Il concerto, diviso in cinque atti, ci ha permesso di vedere le quattro star sia separatamente – mentre progredivano nelle loro carriere da soliste, saggiando il futuro – sia insieme, sfoggiando un'aria a metà tra l'ingenuo e il malizioso, rafforzata dall'aspetto infantile di Jisoo, la più vicina a una ballata sdolcinata; Lisa, più audace e dominante; Jennie, che con "Like Jennie" ha fatto morire dal ridere lo stadio; e Rosé, che indossava una maglietta dei Red Hot Chili Peppers e il brano "APT" , dall'album con Bruno Mars, che il pubblico continuava a cantare insieme a lei fuori dal palco. Il potere della viralità.

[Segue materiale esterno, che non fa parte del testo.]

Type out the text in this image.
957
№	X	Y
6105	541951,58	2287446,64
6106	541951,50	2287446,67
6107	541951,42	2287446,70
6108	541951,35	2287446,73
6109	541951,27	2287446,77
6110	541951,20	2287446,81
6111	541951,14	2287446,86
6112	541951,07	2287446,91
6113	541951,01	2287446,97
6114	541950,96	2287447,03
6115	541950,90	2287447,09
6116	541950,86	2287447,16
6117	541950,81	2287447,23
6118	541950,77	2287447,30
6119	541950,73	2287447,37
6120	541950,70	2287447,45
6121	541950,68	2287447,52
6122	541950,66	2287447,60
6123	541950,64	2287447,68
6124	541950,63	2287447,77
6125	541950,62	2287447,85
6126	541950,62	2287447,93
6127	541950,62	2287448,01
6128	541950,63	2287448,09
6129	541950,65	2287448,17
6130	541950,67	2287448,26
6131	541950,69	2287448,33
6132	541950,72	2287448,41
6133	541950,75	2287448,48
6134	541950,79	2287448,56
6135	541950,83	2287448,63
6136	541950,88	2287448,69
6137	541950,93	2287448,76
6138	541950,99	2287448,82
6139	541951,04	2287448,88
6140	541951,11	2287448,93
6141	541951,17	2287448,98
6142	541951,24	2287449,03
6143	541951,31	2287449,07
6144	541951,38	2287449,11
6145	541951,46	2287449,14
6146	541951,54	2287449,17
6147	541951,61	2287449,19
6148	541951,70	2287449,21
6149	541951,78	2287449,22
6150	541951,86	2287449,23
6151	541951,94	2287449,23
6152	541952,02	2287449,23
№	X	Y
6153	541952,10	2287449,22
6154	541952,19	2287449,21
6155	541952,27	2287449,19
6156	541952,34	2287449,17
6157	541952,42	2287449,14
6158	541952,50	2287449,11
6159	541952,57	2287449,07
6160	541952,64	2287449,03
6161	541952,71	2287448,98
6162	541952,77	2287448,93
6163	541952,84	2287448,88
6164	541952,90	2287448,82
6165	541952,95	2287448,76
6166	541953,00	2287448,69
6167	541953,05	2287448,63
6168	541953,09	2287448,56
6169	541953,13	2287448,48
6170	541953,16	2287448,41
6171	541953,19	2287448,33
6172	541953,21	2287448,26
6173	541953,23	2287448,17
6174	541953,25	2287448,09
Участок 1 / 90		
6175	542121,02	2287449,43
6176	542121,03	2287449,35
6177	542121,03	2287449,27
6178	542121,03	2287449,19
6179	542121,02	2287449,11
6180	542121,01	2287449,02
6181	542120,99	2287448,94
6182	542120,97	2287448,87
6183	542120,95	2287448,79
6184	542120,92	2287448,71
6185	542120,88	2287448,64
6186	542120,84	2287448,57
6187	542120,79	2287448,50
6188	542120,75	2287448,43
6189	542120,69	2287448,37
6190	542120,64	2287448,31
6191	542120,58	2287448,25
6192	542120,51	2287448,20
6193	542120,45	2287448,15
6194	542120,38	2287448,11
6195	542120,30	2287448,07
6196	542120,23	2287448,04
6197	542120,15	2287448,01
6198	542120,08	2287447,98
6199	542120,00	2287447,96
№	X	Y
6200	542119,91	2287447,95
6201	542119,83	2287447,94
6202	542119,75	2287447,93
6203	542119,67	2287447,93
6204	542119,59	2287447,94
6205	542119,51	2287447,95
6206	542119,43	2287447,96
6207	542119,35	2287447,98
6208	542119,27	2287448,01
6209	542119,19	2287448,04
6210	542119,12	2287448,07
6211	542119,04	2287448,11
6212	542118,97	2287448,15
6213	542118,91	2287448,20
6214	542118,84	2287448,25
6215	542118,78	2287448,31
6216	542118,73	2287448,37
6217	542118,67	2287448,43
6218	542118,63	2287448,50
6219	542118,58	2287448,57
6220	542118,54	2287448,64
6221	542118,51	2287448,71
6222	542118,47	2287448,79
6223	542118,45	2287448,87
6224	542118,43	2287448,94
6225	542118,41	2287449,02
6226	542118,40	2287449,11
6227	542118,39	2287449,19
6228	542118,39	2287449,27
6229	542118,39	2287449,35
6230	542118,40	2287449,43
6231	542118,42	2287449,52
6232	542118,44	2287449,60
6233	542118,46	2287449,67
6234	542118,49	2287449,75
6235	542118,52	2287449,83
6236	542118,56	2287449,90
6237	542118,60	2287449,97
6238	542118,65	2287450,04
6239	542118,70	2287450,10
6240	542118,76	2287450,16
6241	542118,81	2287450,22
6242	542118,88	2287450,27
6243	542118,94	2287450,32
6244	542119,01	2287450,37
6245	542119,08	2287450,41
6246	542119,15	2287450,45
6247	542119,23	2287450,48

Corpi normativi adattati ai canoni della bellezza coreana, coreografie precise ma non originali, l'uso del coreano in alcuni brani, l'immaginario visivo americano (Las Vegas, il deserto, le auto), le impostazioni cromatiche specifiche per ciascuna delle cantanti e il temperamento da studentesse quasi timide quando salutano il pubblico dopo la terza canzone, "How You Like That" . Suono dal vivo, anche se c'erano voci amplificate e cori preregistrati, ma i musicisti erano nascosti dietro il megaschermo e venivano presentati.
Ciò che forse non era prevedibile era il ritmo incerto dello spettacolo , con intermezzi fino alla nausea in cui le quattro star facevano il broncio a una stazione di servizio o posavano con dubbia ingenuità. Persino la pressione del pubblico si attenuava in quei minuti di video che cercavano di preservare l'individualità e creare un'estetica da emulare, un modello da seguire, uno stile di vita, un paradigma visivo, qualcosa su cui spendere soldi. Lo spettacolo in sé non era esattamente originale, ma più che mai il soggetto, le quattro cantanti, erano l'unica cosa importante, l'inizio e la fine di tutto, la forza trainante dell'esplosione finale con canzoni come "Boombayah ", "DDU-DU DDU-DU ", "As If It's Your Last " e, ancora una volta, " Jump ". E loro, quasi alla fine, si comportavano come ragazze normali che si scattavano un selfie con lo sfondo dello stadio punteggiato di rosa dai martelli che il pubblico muoveva dall'inizio alla fine, simbolo del loro sostegno alla causa rosa e nera.
È già successo, dai tempi dei Monkees alle Spice Girls e ai Backstreet Boys. I gruppi perseguiti non sono una novità, ma mentre in precedenza erano generalmente iniziative di professionisti legati alla musica, ora le società di intrattenimento con divisioni in tutti i settori del mondo dello spettacolo alimentano il nostro immaginario sonoro e visivo e promuovono il K-pop, anche con il supporto del governo, per creare la colonna sonora del futuro globale. La scena K-pop allo Stadio Olimpico ha incontrato un pubblico molto eterogeneo in termini di origine sociale e geografica: un gran numero di asiatici. Sono uniti dal culto del nuovo pop, una caramella multicolore in molteplici formati per sfuggire a tempi ristretti. Gruppi musicali aziendali e presidenti nazionali che sono uomini d'affari sono ora al potere.